Ministre de l’Économie, 23 décembre 2002, n° ECOC0300462Y

MINISTRE DE L’ÉCONOMIE

Lettre

PARTIES

Demandeur :

MINISTRE DE L'ECONOMIE

Défendeur :

Conseils de la société française Saint Louis Sucre SA

Ministre de l’Économie n° ECOC0300462Y

23 décembre 2002

MINISTRE DE L'ECONOMIE, DES FINANCES ET DE L'INDUSTRIE

Maîtres,

Par dépôt d'un dossier déclaré complet le 20 novembre 2002, vous avez notifié le projet d'acquisition de certains actifs du groupe français Béghin-Say SA (ci-après " Béghin-Say ") par la société française Saint-Louis Sucre SA (ci-après " SLS ").

I. - Les parties et l'opération

SLS est une société anonyme de droit français dont le contrôle est détenu par la société belge Raffinerie Tirlemontoise SA, elle-même contrôlée par le groupe allemand Südzucker AG (ci-après " Südzucker "). La prise de contrôle de SLS par Südzucker a été autorisée par une décision de la Commission européenne du 20 décembre 2001 (1). SLS produit en France du sucre, de la mélasse, de l'alcool agricole et du bioéthanol. Outre la France, SLS est également présente en République tchèque, Slovaquie et Hongrie, via sa filiale à 50 % Eastern Sugar. SLS détient par ailleurs une participation de 13,76 % dans le capital du premier sucrier espagnol Ebro Puleva. Lors du dernier exercice, SLS a réalisé un chiffre d'affaires de 928 millions d'euros, dont 494 en France.

Béghin-Say, né en juillet 2001 de la scission de la société Eridiana-Béghin-Say, est le premier producteur français de sucre. Béghin-Say produit également en France de la mélasse et de l'alcool. En dehors de la France, le groupe Béghin-Say, avec sa filiale Açucar Guarani, dispose au Brésil de deux unités de production de sucre et en Hongrie de trois sucreries, les activités italiennes ayant été cédées en avril 2002. Béghin-Say est actuellement contrôlé par le groupe italien Edison, qui détient 53,8 % de son capital. Lors du dernier exercice, Béghin-Say a réalisé un chiffre d'affaires mondial de 1 871,8 millions d'euros, dont 876,7 en France.

L'ensemble des actifs de Béghin-Say est actuellement en cours d'acquisition par un consortium (ci-après " le consortium ") formé par deux unions de coopératives agricoles, l'Union des sucreries et distilleries agricole (ci-après " Union SDA ") et l'Union des planteurs de betteraves à sucre (ci-après " Union BS ") et leur véhicule d'acquisition Origny-Naples, société détenue à parité par Union SDA et Union BS. Ce projet d'acquisition a été notifié au ministre le 31 octobre 2002 et a fait l'objet d'une lettre d'autorisation en date du 5 décembre 2002.

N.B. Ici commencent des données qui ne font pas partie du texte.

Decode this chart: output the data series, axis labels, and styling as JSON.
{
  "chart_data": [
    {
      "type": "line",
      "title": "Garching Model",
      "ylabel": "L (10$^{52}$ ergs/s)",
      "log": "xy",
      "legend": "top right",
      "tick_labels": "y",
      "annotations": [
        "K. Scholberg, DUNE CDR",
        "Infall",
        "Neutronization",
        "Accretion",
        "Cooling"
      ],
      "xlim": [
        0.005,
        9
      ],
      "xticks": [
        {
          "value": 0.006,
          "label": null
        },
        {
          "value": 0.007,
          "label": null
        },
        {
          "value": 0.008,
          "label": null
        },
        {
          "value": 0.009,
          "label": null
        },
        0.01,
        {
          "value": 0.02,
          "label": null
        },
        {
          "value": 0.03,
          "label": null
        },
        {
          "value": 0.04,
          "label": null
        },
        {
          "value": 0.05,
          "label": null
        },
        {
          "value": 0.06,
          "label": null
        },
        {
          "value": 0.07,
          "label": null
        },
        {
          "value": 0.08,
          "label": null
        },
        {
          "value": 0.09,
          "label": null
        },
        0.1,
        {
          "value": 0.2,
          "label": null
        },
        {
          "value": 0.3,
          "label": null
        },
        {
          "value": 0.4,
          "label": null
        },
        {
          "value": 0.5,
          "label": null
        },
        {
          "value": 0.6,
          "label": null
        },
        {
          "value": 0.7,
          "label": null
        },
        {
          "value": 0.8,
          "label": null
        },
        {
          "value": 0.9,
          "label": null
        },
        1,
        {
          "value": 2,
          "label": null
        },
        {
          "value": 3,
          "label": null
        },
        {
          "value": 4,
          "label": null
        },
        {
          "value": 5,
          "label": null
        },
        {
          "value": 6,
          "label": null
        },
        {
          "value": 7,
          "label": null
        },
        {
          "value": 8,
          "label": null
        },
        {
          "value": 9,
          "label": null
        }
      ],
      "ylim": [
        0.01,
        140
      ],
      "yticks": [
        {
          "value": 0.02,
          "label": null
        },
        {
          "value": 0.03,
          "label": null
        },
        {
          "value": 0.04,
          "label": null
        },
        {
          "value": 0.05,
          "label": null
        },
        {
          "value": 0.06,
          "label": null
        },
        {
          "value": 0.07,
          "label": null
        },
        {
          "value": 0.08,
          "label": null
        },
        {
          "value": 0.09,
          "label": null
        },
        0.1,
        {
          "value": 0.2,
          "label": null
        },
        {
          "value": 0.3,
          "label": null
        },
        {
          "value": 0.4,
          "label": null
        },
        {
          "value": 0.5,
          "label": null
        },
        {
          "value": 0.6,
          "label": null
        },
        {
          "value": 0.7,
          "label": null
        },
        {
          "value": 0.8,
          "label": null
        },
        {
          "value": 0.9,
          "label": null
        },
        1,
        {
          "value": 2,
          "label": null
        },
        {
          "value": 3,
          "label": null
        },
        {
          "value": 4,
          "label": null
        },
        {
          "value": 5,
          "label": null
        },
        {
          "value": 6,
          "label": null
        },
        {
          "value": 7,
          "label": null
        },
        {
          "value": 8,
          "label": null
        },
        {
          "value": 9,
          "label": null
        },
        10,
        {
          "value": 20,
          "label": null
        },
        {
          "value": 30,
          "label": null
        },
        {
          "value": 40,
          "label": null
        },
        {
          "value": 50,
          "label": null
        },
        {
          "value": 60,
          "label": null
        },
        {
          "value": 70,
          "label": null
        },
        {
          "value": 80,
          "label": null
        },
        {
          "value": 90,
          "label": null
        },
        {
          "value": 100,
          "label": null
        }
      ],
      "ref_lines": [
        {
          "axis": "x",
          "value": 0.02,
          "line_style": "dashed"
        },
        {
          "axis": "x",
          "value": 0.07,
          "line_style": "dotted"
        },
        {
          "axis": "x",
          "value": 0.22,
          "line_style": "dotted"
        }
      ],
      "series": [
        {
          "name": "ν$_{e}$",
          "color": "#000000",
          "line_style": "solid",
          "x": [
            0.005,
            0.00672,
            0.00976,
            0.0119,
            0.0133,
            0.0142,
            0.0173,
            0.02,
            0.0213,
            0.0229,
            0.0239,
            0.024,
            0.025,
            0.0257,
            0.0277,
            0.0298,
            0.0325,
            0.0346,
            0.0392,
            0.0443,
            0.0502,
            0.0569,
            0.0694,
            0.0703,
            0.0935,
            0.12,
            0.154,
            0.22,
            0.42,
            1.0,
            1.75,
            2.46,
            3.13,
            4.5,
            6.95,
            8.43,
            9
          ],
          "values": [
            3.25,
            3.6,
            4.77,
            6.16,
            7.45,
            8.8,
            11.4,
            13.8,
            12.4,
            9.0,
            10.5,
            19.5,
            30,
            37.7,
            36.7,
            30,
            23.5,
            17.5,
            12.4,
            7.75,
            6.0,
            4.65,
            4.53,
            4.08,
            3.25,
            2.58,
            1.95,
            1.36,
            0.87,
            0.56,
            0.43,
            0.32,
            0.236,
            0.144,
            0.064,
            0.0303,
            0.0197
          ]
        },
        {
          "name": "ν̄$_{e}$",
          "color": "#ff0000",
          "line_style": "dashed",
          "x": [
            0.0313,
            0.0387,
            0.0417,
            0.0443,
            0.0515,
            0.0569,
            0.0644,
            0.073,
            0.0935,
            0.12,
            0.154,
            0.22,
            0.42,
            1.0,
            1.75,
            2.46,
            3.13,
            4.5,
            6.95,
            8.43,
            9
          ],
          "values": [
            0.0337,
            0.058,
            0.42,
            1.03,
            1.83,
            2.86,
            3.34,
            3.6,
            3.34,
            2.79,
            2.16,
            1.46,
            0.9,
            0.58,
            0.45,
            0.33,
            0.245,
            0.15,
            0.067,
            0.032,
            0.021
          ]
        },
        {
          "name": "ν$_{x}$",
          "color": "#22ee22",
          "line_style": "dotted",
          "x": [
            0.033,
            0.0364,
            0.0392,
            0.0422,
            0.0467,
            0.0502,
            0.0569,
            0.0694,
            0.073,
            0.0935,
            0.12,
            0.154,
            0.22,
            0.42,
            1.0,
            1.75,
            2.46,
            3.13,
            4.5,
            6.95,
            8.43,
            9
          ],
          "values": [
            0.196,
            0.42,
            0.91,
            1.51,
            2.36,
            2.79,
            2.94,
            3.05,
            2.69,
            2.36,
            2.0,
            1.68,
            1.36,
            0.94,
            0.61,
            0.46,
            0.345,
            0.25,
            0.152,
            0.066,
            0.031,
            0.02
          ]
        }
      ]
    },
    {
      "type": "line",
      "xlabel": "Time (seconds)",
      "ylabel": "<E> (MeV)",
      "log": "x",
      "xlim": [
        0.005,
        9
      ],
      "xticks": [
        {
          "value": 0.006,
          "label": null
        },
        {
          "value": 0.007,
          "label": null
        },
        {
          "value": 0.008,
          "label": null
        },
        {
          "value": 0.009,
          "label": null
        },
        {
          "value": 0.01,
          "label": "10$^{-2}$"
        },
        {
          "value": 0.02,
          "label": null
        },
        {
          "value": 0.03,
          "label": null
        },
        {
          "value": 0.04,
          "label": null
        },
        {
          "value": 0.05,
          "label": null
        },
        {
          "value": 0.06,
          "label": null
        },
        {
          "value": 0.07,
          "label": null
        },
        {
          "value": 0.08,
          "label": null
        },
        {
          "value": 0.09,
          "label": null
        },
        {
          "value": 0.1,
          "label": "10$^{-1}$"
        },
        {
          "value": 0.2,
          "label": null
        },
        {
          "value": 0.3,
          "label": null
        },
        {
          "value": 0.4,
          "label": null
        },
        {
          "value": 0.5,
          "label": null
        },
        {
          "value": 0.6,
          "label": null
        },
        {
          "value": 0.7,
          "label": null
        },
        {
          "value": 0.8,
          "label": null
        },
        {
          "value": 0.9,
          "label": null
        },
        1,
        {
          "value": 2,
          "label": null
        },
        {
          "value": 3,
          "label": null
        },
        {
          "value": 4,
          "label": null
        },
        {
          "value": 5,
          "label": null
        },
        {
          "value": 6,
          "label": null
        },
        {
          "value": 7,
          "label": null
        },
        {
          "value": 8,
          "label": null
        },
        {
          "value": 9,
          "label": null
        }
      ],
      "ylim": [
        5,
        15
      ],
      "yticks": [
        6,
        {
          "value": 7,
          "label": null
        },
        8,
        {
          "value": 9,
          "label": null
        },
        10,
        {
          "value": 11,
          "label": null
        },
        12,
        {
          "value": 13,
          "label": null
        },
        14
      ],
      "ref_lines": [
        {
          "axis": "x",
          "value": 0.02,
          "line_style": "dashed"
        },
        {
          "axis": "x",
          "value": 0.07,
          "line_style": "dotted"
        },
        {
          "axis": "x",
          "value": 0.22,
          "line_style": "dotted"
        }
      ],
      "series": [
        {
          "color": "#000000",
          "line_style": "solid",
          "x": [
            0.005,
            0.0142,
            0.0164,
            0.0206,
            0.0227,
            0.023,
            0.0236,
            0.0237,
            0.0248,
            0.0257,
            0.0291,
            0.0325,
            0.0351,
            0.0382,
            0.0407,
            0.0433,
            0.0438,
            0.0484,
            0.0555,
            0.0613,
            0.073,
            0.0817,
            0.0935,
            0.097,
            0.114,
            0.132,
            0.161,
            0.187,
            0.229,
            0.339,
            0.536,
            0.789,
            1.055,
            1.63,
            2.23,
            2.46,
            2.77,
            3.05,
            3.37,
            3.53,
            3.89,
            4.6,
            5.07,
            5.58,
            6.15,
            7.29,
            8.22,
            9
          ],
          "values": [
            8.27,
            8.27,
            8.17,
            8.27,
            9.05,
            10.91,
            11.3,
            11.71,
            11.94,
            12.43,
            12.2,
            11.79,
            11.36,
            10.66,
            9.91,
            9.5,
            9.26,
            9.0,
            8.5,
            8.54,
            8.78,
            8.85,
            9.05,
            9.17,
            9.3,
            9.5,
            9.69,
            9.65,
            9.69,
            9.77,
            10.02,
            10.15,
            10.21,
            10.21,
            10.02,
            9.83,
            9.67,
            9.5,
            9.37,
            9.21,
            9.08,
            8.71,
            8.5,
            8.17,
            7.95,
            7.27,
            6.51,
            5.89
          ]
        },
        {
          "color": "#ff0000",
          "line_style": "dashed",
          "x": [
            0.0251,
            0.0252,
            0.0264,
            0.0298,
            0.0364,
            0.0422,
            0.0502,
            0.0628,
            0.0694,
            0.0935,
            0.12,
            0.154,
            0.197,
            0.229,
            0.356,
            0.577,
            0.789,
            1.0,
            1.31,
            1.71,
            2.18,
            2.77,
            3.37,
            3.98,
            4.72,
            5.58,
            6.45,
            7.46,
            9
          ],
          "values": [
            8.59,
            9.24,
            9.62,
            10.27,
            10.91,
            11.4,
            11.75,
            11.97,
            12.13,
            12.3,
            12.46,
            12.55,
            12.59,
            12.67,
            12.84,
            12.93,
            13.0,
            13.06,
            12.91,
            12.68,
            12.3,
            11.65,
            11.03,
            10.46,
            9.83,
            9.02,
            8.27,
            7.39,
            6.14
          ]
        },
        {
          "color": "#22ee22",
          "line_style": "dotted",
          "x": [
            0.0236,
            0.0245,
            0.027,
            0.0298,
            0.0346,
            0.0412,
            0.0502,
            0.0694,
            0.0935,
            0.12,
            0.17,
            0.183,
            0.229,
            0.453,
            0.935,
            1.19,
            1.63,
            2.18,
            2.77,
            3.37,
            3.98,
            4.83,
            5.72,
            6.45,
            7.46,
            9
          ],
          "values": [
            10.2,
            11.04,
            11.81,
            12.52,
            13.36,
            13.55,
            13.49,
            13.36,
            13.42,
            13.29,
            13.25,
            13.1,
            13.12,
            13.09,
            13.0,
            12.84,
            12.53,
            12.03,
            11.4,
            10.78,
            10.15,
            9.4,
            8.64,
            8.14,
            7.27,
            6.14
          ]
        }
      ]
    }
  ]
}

La présente opération consiste en l'acquisition par SLS de certains actifs du groupe Béghin-Say auprès du consortium, à savoir :

67 000 tonnes de quotas A et B de production de sucre ;

des droits de commercialisation de 16 970 hectolitres de bioéthanol, ainsi qu'une participation financière de 1,32 % dans le capital de Nord-ETBE, société produisant du biocarburant.

Le consortium doit par ailleurs céder à la société Cristal Union les sucreries de Sillery et de Châlons-en-Champagne et des droits de commercialisation d'alcool et de bioéthanol. Il doit également céder à la société Sucrerie Distillerie des Hauts-de-France (ci-après " SDHF ") les sucreries d'Abbeville et de Pont-d'Ardres, ainsi que 3 000 tonnes de quota de sucre " A/B " en provenance de l'usine de Boiry, et des droits de commercialisation d'alcool et de bioéthanol. De plus, ces deux entreprises doivent se voir octroyer une participation au capital de la société Nord-ETBE, à proportion des quotas de sucre cédés. Ces deux projets d'acquisition ont été notifiés au ministre le 5 novembre 2002 et ont fait l'objet de lettres d'autorisation en date du 9 décembre 2002.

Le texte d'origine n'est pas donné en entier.